UConn Hartford – Fall 2024

UNIV 1784 Sections

All first-year Honors students will take a section of UNIV 1784 (Honors First Year Seminar) in the fall. One portion of the class will be led by a faculty member (full descriptions below), while the other portion will be led by an Honors staff member. Both the faculty and staff led portions of UNIV 1784 are critical for how incoming Honors students are supported. In addition to the topic below, you can expect an introduction to academic and social resources, cultivation of your relationships with other Honors students, advice on succeeding at UConn and in Honors, and a focus on “staying whelmed.”

Students not registered for UNIV 1784 on the 10th day of classes will be eligible for dismissal from the Honors Program.

Section 701 (Class Number 14253)

Hartford Encounters: Power, Social Justice, Education

Mark Overmyer-Velazquez

Tuesdays 11-11:50am (weekly for the whole semester), Thursdays 11am-12:15pm (for the first 10 weeks of the semester)

In this introductory seminar, students learn and work alongside other UConn students, instructors, and local community organizations as they examine how power, social justice and education intersect in Hartford and in their own lives. Together, seminar participants “encounter” the capital city through readings and other interactions. Hartford Encounters examines how we might co-create new models of just, democratic, and sustainable urban life that identify and address key challenges faced by Hartford and other cities around the world. With our location in this diverse state capital, the seminar leverages the campus’s proximity to key stakeholders: policymakers, businesses, and community organizations to better understand those challenges.

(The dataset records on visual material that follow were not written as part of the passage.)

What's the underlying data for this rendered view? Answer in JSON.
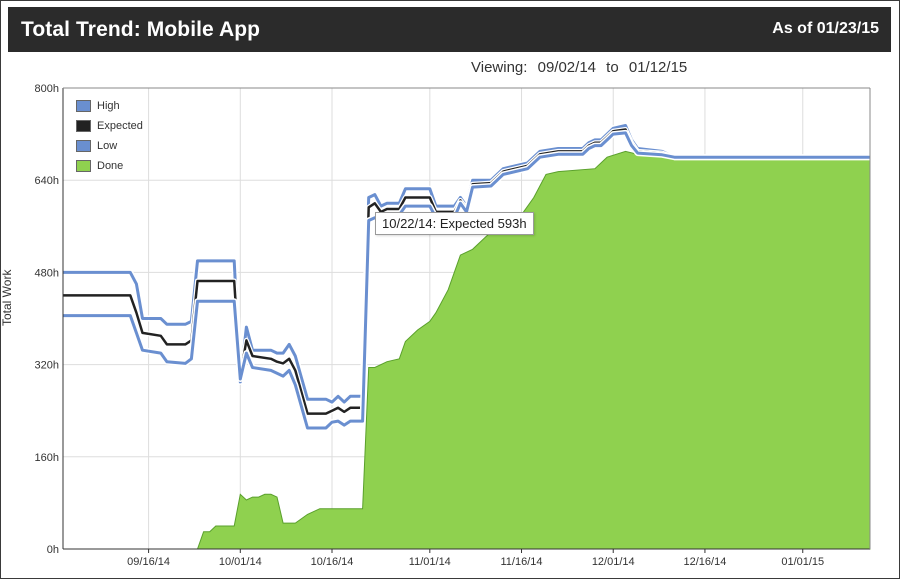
{
  "header": {
    "title": "Total Trend:  Mobile App",
    "as_of": "As of 01/23/15"
  },
  "viewing": {
    "label": "Viewing:",
    "from": "09/02/14",
    "to_word": "to",
    "to": "01/12/15"
  },
  "tooltip": {
    "text": "10/22/14: Expected 593h"
  },
  "colors": {
    "high": "#6a8fd0",
    "expected": "#222222",
    "low": "#6a8fd0",
    "done": "#8fd14f",
    "done_edge": "#5aa02c",
    "grid": "#dddddd",
    "axis": "#333333"
  },
  "chart_data": {
    "type": "area",
    "title": "Total Trend:  Mobile App",
    "xlabel": "",
    "ylabel": "Total Work",
    "x_range": [
      "09/02/14",
      "01/12/15"
    ],
    "ylim": [
      0,
      800
    ],
    "y_ticks": [
      "0h",
      "160h",
      "320h",
      "480h",
      "640h",
      "800h"
    ],
    "x_ticks": [
      "09/16/14",
      "10/01/14",
      "10/16/14",
      "11/01/14",
      "11/16/14",
      "12/01/14",
      "12/16/14",
      "01/01/15"
    ],
    "grid": true,
    "legend_position": "top-left",
    "series": [
      {
        "name": "High",
        "points": [
          [
            "09/02/14",
            480
          ],
          [
            "09/13/14",
            480
          ],
          [
            "09/14/14",
            460
          ],
          [
            "09/15/14",
            400
          ],
          [
            "09/18/14",
            400
          ],
          [
            "09/19/14",
            390
          ],
          [
            "09/22/14",
            390
          ],
          [
            "09/23/14",
            395
          ],
          [
            "09/24/14",
            500
          ],
          [
            "09/30/14",
            500
          ],
          [
            "10/01/14",
            290
          ],
          [
            "10/02/14",
            385
          ],
          [
            "10/03/14",
            345
          ],
          [
            "10/06/14",
            345
          ],
          [
            "10/07/14",
            340
          ],
          [
            "10/08/14",
            340
          ],
          [
            "10/09/14",
            355
          ],
          [
            "10/10/14",
            335
          ],
          [
            "10/12/14",
            260
          ],
          [
            "10/15/14",
            260
          ],
          [
            "10/16/14",
            255
          ],
          [
            "10/17/14",
            265
          ],
          [
            "10/18/14",
            255
          ],
          [
            "10/19/14",
            265
          ],
          [
            "10/21/14",
            265
          ],
          [
            "10/22/14",
            610
          ],
          [
            "10/23/14",
            615
          ],
          [
            "10/24/14",
            595
          ],
          [
            "10/25/14",
            600
          ],
          [
            "10/27/14",
            600
          ],
          [
            "10/28/14",
            625
          ],
          [
            "11/01/14",
            625
          ],
          [
            "11/02/14",
            595
          ],
          [
            "11/05/14",
            595
          ],
          [
            "11/06/14",
            610
          ],
          [
            "11/07/14",
            595
          ],
          [
            "11/08/14",
            640
          ],
          [
            "11/11/14",
            640
          ],
          [
            "11/13/14",
            660
          ],
          [
            "11/17/14",
            670
          ],
          [
            "11/19/14",
            690
          ],
          [
            "11/22/14",
            695
          ],
          [
            "11/26/14",
            695
          ],
          [
            "11/27/14",
            705
          ],
          [
            "11/28/14",
            710
          ],
          [
            "11/29/14",
            710
          ],
          [
            "11/30/14",
            720
          ],
          [
            "12/01/14",
            730
          ],
          [
            "12/03/14",
            735
          ],
          [
            "12/04/14",
            710
          ],
          [
            "12/05/14",
            695
          ],
          [
            "12/09/14",
            690
          ],
          [
            "12/11/14",
            680
          ],
          [
            "01/12/15",
            680
          ]
        ]
      },
      {
        "name": "Expected",
        "points": [
          [
            "09/02/14",
            440
          ],
          [
            "09/13/14",
            440
          ],
          [
            "09/14/14",
            410
          ],
          [
            "09/15/14",
            375
          ],
          [
            "09/18/14",
            370
          ],
          [
            "09/19/14",
            355
          ],
          [
            "09/22/14",
            355
          ],
          [
            "09/23/14",
            362
          ],
          [
            "09/24/14",
            465
          ],
          [
            "09/30/14",
            465
          ],
          [
            "10/01/14",
            300
          ],
          [
            "10/02/14",
            362
          ],
          [
            "10/03/14",
            335
          ],
          [
            "10/06/14",
            330
          ],
          [
            "10/07/14",
            325
          ],
          [
            "10/08/14",
            322
          ],
          [
            "10/09/14",
            330
          ],
          [
            "10/10/14",
            310
          ],
          [
            "10/12/14",
            235
          ],
          [
            "10/15/14",
            235
          ],
          [
            "10/16/14",
            240
          ],
          [
            "10/17/14",
            245
          ],
          [
            "10/18/14",
            238
          ],
          [
            "10/19/14",
            245
          ],
          [
            "10/21/14",
            245
          ],
          [
            "10/22/14",
            593
          ],
          [
            "10/23/14",
            600
          ],
          [
            "10/24/14",
            585
          ],
          [
            "10/25/14",
            590
          ],
          [
            "10/27/14",
            590
          ],
          [
            "10/28/14",
            610
          ],
          [
            "11/01/14",
            610
          ],
          [
            "11/02/14",
            585
          ],
          [
            "11/05/14",
            585
          ],
          [
            "11/06/14",
            605
          ],
          [
            "11/07/14",
            590
          ],
          [
            "11/08/14",
            633
          ],
          [
            "11/11/14",
            635
          ],
          [
            "11/13/14",
            655
          ],
          [
            "11/17/14",
            665
          ],
          [
            "11/19/14",
            685
          ],
          [
            "11/22/14",
            690
          ],
          [
            "11/26/14",
            690
          ],
          [
            "11/27/14",
            700
          ],
          [
            "11/28/14",
            705
          ],
          [
            "11/29/14",
            705
          ],
          [
            "11/30/14",
            715
          ],
          [
            "12/01/14",
            725
          ],
          [
            "12/03/14",
            728
          ],
          [
            "12/04/14",
            705
          ],
          [
            "12/05/14",
            690
          ],
          [
            "12/09/14",
            687
          ],
          [
            "12/11/14",
            680
          ],
          [
            "01/12/15",
            680
          ]
        ]
      },
      {
        "name": "Low",
        "points": [
          [
            "09/02/14",
            405
          ],
          [
            "09/13/14",
            405
          ],
          [
            "09/14/14",
            375
          ],
          [
            "09/15/14",
            345
          ],
          [
            "09/18/14",
            340
          ],
          [
            "09/19/14",
            325
          ],
          [
            "09/22/14",
            322
          ],
          [
            "09/23/14",
            330
          ],
          [
            "09/24/14",
            430
          ],
          [
            "09/30/14",
            430
          ],
          [
            "10/01/14",
            295
          ],
          [
            "10/02/14",
            340
          ],
          [
            "10/03/14",
            315
          ],
          [
            "10/06/14",
            310
          ],
          [
            "10/07/14",
            305
          ],
          [
            "10/08/14",
            300
          ],
          [
            "10/09/14",
            310
          ],
          [
            "10/10/14",
            285
          ],
          [
            "10/12/14",
            210
          ],
          [
            "10/15/14",
            210
          ],
          [
            "10/16/14",
            220
          ],
          [
            "10/17/14",
            222
          ],
          [
            "10/18/14",
            215
          ],
          [
            "10/19/14",
            222
          ],
          [
            "10/21/14",
            222
          ],
          [
            "10/22/14",
            570
          ],
          [
            "10/23/14",
            575
          ],
          [
            "10/24/14",
            575
          ],
          [
            "10/25/14",
            580
          ],
          [
            "10/27/14",
            580
          ],
          [
            "10/28/14",
            595
          ],
          [
            "11/01/14",
            595
          ],
          [
            "11/02/14",
            575
          ],
          [
            "11/05/14",
            575
          ],
          [
            "11/06/14",
            600
          ],
          [
            "11/07/14",
            585
          ],
          [
            "11/08/14",
            628
          ],
          [
            "11/11/14",
            630
          ],
          [
            "11/13/14",
            650
          ],
          [
            "11/17/14",
            660
          ],
          [
            "11/19/14",
            680
          ],
          [
            "11/22/14",
            685
          ],
          [
            "11/26/14",
            685
          ],
          [
            "11/27/14",
            695
          ],
          [
            "11/28/14",
            700
          ],
          [
            "11/29/14",
            700
          ],
          [
            "11/30/14",
            710
          ],
          [
            "12/01/14",
            720
          ],
          [
            "12/03/14",
            722
          ],
          [
            "12/04/14",
            700
          ],
          [
            "12/05/14",
            687
          ],
          [
            "12/09/14",
            684
          ],
          [
            "12/11/14",
            680
          ],
          [
            "01/12/15",
            680
          ]
        ]
      },
      {
        "name": "Done",
        "points": [
          [
            "09/02/14",
            0
          ],
          [
            "09/24/14",
            0
          ],
          [
            "09/25/14",
            30
          ],
          [
            "09/26/14",
            30
          ],
          [
            "09/27/14",
            40
          ],
          [
            "09/30/14",
            40
          ],
          [
            "10/01/14",
            95
          ],
          [
            "10/02/14",
            85
          ],
          [
            "10/03/14",
            90
          ],
          [
            "10/04/14",
            90
          ],
          [
            "10/05/14",
            95
          ],
          [
            "10/06/14",
            95
          ],
          [
            "10/07/14",
            90
          ],
          [
            "10/08/14",
            45
          ],
          [
            "10/10/14",
            45
          ],
          [
            "10/12/14",
            60
          ],
          [
            "10/14/14",
            70
          ],
          [
            "10/18/14",
            70
          ],
          [
            "10/21/14",
            70
          ],
          [
            "10/22/14",
            315
          ],
          [
            "10/23/14",
            315
          ],
          [
            "10/25/14",
            325
          ],
          [
            "10/27/14",
            330
          ],
          [
            "10/28/14",
            360
          ],
          [
            "10/30/14",
            380
          ],
          [
            "11/01/14",
            395
          ],
          [
            "11/02/14",
            410
          ],
          [
            "11/04/14",
            450
          ],
          [
            "11/06/14",
            510
          ],
          [
            "11/08/14",
            520
          ],
          [
            "11/10/14",
            540
          ],
          [
            "11/12/14",
            560
          ],
          [
            "11/14/14",
            570
          ],
          [
            "11/16/14",
            580
          ],
          [
            "11/18/14",
            610
          ],
          [
            "11/20/14",
            650
          ],
          [
            "11/22/14",
            655
          ],
          [
            "11/28/14",
            660
          ],
          [
            "11/30/14",
            680
          ],
          [
            "12/03/14",
            690
          ],
          [
            "12/05/14",
            685
          ],
          [
            "12/11/14",
            680
          ],
          [
            "01/12/15",
            680
          ]
        ]
      }
    ]
  }
}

Following introductory sessions that facilitate healthy, critical, and courageous community building among class participants, we explore some of Hartford’s histories of inequality and social change. We then learn from a variety of local practitioners how they determine and address select conditions of urban life including, (im)migration, anti-racism, civic engagement, government, environment, and religion. This interdisciplinary and intersectional course concludes with student-generated examinations of social justice themes relevant to their own experiences and explorations of how to enact positive change.